I started my career in the long, long ago, when the only reach medium was linear television. Ratings were high, rates were higher, and response was highest. It was a glorious time.

Before the dark times. Before the Facebook.

Once Facebook emerged as a true direct marketing tool, the entire landscape shifted. You can test different versions of copy, color schemes, spokespeople, and anything else you wanted to a very board reaching audience. Television wasn’t the darling anymore. 

As Facebook grew, so did the rest of the digital world. Programmatic, addressable, SEO optimization, CTV, tracking data, platforms, apps. It was enough to make your head spin.

Brands and advertisers were testing newer and more targeted mediums, leaving traditional in the rear view.
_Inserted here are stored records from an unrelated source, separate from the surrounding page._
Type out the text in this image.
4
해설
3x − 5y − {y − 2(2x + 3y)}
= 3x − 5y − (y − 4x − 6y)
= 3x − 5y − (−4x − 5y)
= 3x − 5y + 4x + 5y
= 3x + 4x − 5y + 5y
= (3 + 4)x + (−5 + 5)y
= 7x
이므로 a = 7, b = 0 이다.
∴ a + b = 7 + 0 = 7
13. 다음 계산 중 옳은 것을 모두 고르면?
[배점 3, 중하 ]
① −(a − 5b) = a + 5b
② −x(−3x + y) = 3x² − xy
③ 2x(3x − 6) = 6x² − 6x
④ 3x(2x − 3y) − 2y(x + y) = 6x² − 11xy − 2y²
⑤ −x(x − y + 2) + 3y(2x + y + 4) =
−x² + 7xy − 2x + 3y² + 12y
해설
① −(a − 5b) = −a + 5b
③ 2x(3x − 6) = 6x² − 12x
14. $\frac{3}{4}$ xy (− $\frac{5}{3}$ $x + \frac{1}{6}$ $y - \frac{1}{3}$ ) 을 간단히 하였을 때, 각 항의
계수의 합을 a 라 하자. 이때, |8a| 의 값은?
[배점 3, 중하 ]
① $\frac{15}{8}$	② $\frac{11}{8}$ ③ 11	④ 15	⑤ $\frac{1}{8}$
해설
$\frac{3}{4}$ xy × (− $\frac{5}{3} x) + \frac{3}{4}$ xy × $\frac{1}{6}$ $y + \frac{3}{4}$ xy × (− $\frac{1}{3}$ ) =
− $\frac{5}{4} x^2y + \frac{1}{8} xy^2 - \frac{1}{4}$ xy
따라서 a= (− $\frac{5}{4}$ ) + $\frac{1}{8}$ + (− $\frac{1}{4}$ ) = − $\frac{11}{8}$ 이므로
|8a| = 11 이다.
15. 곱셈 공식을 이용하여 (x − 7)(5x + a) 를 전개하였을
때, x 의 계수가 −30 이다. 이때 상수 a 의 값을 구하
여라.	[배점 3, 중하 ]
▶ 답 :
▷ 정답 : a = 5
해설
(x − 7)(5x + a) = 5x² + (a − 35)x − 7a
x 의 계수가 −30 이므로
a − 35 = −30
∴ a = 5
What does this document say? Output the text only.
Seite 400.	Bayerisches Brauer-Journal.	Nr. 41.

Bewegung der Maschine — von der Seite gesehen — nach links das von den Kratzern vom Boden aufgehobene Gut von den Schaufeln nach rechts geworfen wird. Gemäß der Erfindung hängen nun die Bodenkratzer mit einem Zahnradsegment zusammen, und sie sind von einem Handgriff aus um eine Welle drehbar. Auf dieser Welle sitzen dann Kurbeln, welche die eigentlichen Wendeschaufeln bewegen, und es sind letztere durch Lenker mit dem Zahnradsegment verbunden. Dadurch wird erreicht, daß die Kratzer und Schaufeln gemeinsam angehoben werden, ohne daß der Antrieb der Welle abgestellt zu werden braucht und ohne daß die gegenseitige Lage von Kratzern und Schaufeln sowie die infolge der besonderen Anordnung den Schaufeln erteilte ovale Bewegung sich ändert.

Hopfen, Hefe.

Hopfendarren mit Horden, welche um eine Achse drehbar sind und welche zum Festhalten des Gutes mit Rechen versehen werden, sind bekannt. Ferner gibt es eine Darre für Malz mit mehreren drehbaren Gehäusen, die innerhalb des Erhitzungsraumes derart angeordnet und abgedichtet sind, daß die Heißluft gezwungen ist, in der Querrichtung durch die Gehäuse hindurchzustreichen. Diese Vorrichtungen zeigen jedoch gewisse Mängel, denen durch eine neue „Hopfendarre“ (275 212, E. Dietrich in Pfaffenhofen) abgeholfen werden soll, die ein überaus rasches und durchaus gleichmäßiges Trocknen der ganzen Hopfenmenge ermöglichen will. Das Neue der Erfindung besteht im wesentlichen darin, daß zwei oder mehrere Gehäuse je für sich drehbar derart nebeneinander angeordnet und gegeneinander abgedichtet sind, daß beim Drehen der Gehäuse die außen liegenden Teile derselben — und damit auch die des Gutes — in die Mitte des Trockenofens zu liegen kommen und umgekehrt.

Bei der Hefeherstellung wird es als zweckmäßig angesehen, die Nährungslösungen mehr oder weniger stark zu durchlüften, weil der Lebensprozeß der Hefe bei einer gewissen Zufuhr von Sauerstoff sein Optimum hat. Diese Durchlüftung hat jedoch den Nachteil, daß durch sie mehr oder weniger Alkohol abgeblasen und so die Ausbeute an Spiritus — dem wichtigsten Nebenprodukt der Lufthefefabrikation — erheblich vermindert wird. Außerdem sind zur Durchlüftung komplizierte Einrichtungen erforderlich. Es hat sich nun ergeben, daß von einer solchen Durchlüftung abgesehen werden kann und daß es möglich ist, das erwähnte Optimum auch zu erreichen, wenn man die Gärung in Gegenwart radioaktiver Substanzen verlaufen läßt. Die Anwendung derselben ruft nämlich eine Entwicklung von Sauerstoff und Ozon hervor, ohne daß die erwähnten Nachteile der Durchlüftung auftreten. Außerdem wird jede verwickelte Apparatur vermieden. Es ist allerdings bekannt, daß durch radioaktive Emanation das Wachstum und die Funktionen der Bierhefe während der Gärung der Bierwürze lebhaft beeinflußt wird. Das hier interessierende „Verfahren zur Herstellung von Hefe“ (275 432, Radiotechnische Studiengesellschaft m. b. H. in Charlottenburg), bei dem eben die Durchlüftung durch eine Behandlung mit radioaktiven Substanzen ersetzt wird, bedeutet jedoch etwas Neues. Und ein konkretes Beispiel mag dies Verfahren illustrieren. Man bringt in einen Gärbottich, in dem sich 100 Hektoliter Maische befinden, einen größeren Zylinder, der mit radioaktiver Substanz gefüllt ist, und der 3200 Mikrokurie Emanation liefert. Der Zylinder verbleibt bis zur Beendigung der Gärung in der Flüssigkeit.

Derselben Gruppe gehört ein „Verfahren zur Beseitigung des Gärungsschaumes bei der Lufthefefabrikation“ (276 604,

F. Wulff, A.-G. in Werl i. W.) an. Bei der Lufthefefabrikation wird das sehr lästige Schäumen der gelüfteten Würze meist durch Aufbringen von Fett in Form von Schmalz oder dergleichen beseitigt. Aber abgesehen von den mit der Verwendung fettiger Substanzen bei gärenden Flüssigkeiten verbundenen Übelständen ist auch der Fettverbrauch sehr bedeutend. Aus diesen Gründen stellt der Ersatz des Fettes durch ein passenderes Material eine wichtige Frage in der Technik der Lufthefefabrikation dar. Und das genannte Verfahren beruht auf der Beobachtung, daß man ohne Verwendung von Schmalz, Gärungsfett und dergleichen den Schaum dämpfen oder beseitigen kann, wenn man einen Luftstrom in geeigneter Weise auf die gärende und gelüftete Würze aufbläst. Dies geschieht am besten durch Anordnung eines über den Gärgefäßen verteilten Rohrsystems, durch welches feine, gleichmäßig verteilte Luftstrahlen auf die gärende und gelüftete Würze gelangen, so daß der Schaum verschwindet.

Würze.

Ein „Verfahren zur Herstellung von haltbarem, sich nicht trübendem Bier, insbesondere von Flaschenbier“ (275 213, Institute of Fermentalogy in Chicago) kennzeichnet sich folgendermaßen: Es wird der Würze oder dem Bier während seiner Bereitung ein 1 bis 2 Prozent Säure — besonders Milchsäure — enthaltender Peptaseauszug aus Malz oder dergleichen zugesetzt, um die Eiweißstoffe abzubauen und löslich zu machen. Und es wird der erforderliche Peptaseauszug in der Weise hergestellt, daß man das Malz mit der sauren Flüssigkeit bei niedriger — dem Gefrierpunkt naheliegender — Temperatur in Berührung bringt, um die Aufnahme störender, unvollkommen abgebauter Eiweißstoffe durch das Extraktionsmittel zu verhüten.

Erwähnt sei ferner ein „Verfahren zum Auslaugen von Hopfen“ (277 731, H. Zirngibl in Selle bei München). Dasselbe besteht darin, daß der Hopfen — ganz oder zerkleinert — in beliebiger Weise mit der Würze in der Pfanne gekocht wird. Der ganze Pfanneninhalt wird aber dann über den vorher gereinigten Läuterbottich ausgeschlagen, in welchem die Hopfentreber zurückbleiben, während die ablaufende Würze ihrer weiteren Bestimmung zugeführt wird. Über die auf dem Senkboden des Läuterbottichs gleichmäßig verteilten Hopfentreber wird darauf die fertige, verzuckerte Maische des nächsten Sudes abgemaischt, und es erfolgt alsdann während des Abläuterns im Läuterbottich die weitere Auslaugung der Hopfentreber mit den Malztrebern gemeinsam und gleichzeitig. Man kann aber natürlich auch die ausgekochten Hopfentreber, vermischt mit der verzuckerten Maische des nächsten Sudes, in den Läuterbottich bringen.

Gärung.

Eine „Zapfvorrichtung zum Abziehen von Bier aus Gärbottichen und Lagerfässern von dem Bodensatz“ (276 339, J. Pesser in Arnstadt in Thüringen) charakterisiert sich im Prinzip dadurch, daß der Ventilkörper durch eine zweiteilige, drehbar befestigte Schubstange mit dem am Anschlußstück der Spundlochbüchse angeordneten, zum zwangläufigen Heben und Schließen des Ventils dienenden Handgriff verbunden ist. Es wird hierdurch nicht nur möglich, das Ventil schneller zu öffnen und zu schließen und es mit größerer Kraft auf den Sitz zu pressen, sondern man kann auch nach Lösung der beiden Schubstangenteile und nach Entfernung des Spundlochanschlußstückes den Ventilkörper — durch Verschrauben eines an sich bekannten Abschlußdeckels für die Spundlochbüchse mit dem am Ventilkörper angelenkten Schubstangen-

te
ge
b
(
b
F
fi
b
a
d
Digital was getting a bigger piece of the advertising budget, and those budgets were growing by double digit gains. There was no end in sight. Until there was.

Over the last two years or so, there has been a definite slowdown in how brands are spending their digital dollars. It’s slowing down to the point where we haven’t seen spending at these levels since the height of the housing crisis.

Now don’t get me wrong. Digital spend is still in the billions, so it’s not like the sky is falling. But double digit loses is still double digit loses.

Not all is gloom and doom for the medium, as CTV still shows a steady climb, and will continue to climb (if the analysts are right, which they usually are). It’s been said 100 times and will be said 100 more, but more and more consumers are making CTV the norm. As that happens, advertisers and brands will continue to follow them and pour more money into the medium.